Казалось бы, от ночного воздуха я должна была протрезветь, но только сильней опьянела. Когда он стал меня целовать, мне понравилось, и я ему отвечала, чем, кажется, немного обескуражила. (Может, я что-то делала не так? В книгах об этом не пишут, но я делала все точно как в кино.) Он обнял меня руками и стал гладить. Вот тут у меня немножко перехватило дыхание, и я действительно завелась.
Так вот, мы вернулись в дом, в комнатку, которая на самом деле кабинет отца Ли. В ней стоит диван, и мы на него сели и стали обжиматься. Было темно – в коридоре горел свет, а в комнате мы не включали.
Почему записи о сексе – более личные и трудные, чем обо все остальном? В этом дневнике есть места, за которые меня бы сожгли на костре, а писать их я не стеснялась.
В общем, мы немножко пообжимались, а потом Оуэн сунул руку мне в трусики, и мне понравилось, я и подумала, что веду себя как эгоистка, что просто сижу и не отвечаю ему, так что я положила ладонь ему на бедро и продвинула к его пенису – да, я прекрасно знаю, что такое пенис, я купалась в ванне вместе с кузенами и играла с ними в доктора, когда мы были маленькие и не подчинялись этим дурацким правилам этикета.
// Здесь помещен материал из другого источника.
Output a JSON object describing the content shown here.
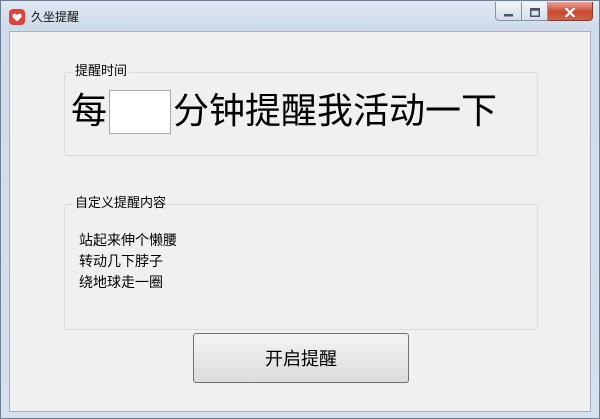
{
  "window": {
    "title": "久坐提醒",
    "icon": "heart-icon",
    "controls": [
      "minimize-icon",
      "maximize-icon",
      "close-icon"
    ],
    "close_color": "#c7482e"
  },
  "time_group": {
    "legend": "提醒时间",
    "prefix": "每",
    "minutes_value": "",
    "suffix": "分钟提醒我活动一下"
  },
  "content_group": {
    "legend": "自定义提醒内容",
    "lines": [
      "站起来伸个懒腰",
      "转动几下脖子",
      "绕地球走一圈"
    ]
  },
  "start_button": {
    "label": "开启提醒"
  }
}
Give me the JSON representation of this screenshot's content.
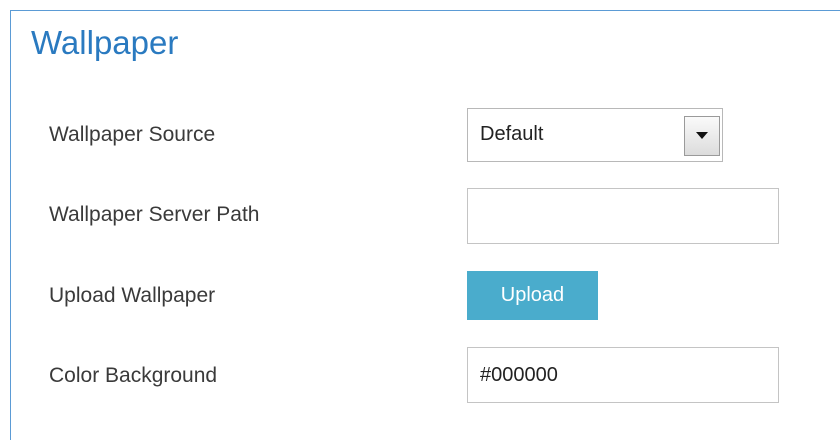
{
  "panel": {
    "title": "Wallpaper"
  },
  "fields": {
    "wallpaper_source": {
      "label": "Wallpaper Source",
      "selected": "Default"
    },
    "wallpaper_server_path": {
      "label": "Wallpaper Server Path",
      "value": ""
    },
    "upload_wallpaper": {
      "label": "Upload Wallpaper",
      "button_label": "Upload"
    },
    "color_background": {
      "label": "Color Background",
      "value": "#000000"
    }
  },
  "colors": {
    "title": "#2a7ac0",
    "panel_border": "#5b9bd5",
    "upload_button": "#4aaccc"
  },
  "icons": {
    "select_arrow": "chevron-down-icon"
  }
}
В общем, у Оуэна, как и следовало ожидать, был пенис, и он был напряжен, но стоило мне коснуться его через брюки, он убрал руки и чуть не отскочил от меня.
– Ах ты шлюха! – сказал он и загородился от меня руками, словно думал, что я его схвачу за это место. И вылетел за дверь. Я посидела минуту с горящими щеками. Я не понимала. И до сих пор не понимаю. Он меня хотел. Мне кажется, что хотел. Я думала, я веду себя как нормальный человек, но, очевидно, нет. Что-то я упустила, потому что так и не могу понять.
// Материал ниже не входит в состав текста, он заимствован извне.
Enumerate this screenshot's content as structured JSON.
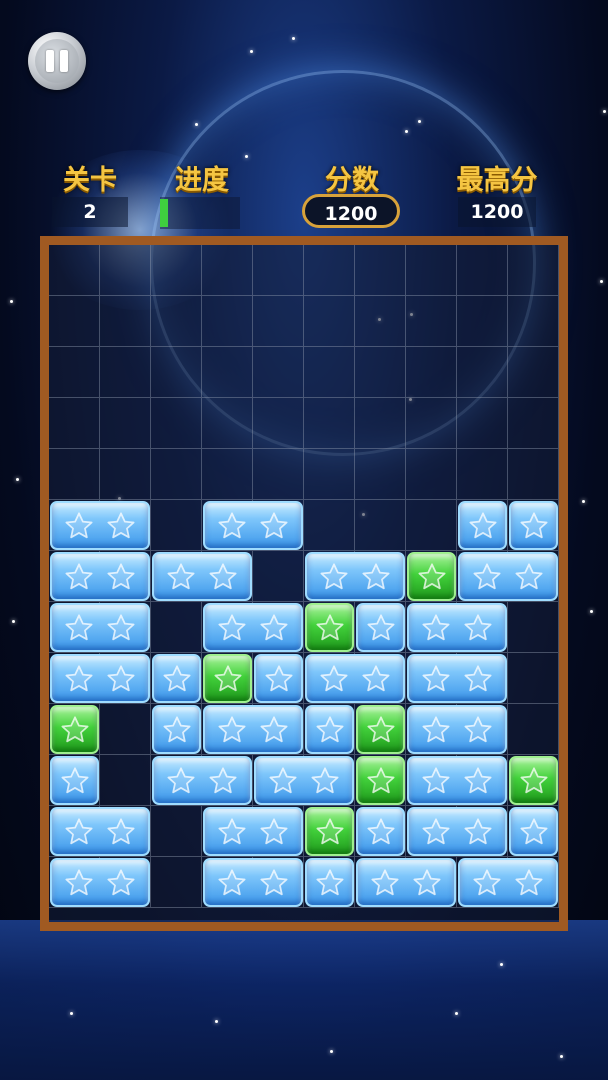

Ли, когда я вернулась, сказала мне, чтобы я осторожнее с Оуэном, потому что он дает волю рукам. Мне что, надо было его остановить? Или он ожидал сопротивления, а не сотрудничества? Просто тошно. Все это тошнотворно, и я не хочу иметь с этим ничего общего.
По мне, лучше уж бесконечная череда баров, как в «Тритоне» Или хоть три настоящих бара. Там я бы поняла. А этого мне никогда не понять. Хорошо хоть, я с ним, наверное, больше не встречусь.